Minggu, 08 Maret 2015

Senja lagi-lagi

Ntah sudah berapa juta kata ia tuliskan hanya demi memuja senja.
Ntah sudah berapa juta kali ia agung-agungkan senja selagi tersenyum dengan jumawa.
Ntah sudah berapa ribu kali ia diam-diam duduk dibalkon, hanya demi menunggui senja hingga adzan maghrib tiba.

Lalu ia turun tangga, tersenyum layaknya tak ada hari esok yang akan ia jumpa.
Lagi-lagi ia berterimakasih kepada senja.
Meski sebentar ia selalu dirindu.
Meski sebentar ia selalu dinanti.
Meski sebentar ia selalu diharap.
Kecuali jika mendung tiba, senja tak mampu menampakan sinarnya.
Senja bilang bukan saatnya, mari biarkan mendung menutupi sorotnya.

Lalu besok.
Dengan janji penuh harap, dengan penantian penuh janji.
Senja akan tiba, lalu menyapanya dengan lembut.

Kembali, diatas balkon itu lagi.
Dia dan senja akhirnya bertemu lagi.
Bak dua orang yang tak lama bertemu.
Dia bilang dia rindu.
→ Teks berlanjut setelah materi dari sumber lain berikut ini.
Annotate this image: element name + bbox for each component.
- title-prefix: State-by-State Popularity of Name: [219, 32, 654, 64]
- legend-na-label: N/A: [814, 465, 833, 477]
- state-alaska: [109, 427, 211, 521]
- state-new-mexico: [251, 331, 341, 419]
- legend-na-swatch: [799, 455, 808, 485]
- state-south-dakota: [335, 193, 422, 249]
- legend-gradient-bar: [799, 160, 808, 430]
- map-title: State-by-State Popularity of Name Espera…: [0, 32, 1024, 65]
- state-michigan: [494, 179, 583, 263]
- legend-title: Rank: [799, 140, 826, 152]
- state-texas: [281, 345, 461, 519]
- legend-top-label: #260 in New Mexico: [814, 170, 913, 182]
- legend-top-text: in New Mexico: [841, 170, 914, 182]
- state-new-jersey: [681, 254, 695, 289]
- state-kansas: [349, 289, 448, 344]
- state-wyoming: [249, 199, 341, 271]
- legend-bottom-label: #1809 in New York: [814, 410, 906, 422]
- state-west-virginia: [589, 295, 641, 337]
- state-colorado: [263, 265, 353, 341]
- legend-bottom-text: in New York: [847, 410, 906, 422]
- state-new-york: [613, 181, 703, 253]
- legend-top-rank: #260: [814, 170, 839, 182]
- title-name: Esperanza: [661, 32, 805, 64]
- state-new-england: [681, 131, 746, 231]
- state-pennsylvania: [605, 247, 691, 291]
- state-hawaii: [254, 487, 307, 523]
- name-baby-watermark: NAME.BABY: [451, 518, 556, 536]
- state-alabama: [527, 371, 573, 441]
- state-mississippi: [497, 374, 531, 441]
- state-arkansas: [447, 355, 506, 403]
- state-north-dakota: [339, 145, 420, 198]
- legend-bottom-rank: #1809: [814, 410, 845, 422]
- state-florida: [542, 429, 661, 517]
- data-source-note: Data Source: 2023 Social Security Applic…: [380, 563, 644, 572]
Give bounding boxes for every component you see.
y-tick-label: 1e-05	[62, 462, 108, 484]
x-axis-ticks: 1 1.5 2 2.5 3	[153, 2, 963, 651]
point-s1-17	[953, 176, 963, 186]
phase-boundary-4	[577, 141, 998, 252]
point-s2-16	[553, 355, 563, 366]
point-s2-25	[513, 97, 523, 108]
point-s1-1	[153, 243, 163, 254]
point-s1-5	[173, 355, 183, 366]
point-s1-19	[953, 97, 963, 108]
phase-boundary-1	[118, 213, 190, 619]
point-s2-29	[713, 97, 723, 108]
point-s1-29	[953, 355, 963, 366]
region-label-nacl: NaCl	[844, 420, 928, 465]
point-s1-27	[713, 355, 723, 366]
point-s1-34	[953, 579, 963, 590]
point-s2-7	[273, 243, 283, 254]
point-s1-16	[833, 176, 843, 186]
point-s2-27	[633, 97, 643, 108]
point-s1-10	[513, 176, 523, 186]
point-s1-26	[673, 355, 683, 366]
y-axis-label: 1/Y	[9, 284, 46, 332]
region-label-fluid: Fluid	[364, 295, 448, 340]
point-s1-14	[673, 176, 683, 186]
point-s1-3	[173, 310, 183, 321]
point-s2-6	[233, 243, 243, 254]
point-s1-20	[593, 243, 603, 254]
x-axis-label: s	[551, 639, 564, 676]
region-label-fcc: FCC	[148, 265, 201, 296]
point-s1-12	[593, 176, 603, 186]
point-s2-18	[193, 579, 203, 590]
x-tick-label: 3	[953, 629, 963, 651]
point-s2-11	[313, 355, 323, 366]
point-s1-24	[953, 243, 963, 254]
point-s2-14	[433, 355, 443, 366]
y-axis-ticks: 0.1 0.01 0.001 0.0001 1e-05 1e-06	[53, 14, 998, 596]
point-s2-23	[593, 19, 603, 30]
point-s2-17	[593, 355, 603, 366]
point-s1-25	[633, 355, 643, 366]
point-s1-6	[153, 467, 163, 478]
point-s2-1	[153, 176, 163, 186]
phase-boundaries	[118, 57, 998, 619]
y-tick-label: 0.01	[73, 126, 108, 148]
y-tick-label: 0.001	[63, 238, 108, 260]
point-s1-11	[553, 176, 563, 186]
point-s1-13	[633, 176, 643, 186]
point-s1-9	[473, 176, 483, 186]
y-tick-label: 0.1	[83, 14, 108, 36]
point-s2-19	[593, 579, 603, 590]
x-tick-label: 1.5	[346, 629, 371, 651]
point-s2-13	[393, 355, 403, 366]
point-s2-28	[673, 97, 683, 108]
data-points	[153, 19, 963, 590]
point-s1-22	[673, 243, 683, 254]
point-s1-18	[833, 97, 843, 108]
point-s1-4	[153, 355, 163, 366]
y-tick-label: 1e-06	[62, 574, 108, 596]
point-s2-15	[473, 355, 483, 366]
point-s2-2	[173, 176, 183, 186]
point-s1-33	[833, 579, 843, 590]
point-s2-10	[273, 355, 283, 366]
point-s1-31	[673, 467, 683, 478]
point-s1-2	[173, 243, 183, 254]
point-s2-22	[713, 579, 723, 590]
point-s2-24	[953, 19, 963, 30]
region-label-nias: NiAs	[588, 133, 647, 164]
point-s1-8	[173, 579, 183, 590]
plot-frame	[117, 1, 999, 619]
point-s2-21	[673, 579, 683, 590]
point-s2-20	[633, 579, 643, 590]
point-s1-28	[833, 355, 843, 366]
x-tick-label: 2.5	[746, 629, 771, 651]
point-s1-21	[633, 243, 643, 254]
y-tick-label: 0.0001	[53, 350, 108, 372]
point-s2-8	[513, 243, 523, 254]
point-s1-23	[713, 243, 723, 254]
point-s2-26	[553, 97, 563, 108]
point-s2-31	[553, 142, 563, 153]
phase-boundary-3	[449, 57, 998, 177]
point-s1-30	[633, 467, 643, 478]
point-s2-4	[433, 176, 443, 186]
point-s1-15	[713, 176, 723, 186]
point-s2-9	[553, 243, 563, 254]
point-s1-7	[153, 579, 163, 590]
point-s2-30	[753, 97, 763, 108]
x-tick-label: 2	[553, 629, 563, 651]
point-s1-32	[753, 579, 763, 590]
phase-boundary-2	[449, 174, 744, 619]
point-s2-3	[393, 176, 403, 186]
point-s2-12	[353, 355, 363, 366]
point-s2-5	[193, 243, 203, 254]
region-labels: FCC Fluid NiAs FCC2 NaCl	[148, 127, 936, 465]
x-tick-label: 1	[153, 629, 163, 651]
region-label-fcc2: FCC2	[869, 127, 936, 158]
Padahal hanya selang waktu beberapa lama.
Lalu ia bertemu senja lagi.

Mungkin ini cara tuhan.
Bahwa pertemuan yang tidak kontinyu akan memupuk rindu yang lebih banyak.
Bahwa pertemuan yang singkat akan lebih dirasa momentnya.
Lalu dia bilang dia rindu, dan jatuh cinta pada semburat jingga milik senja.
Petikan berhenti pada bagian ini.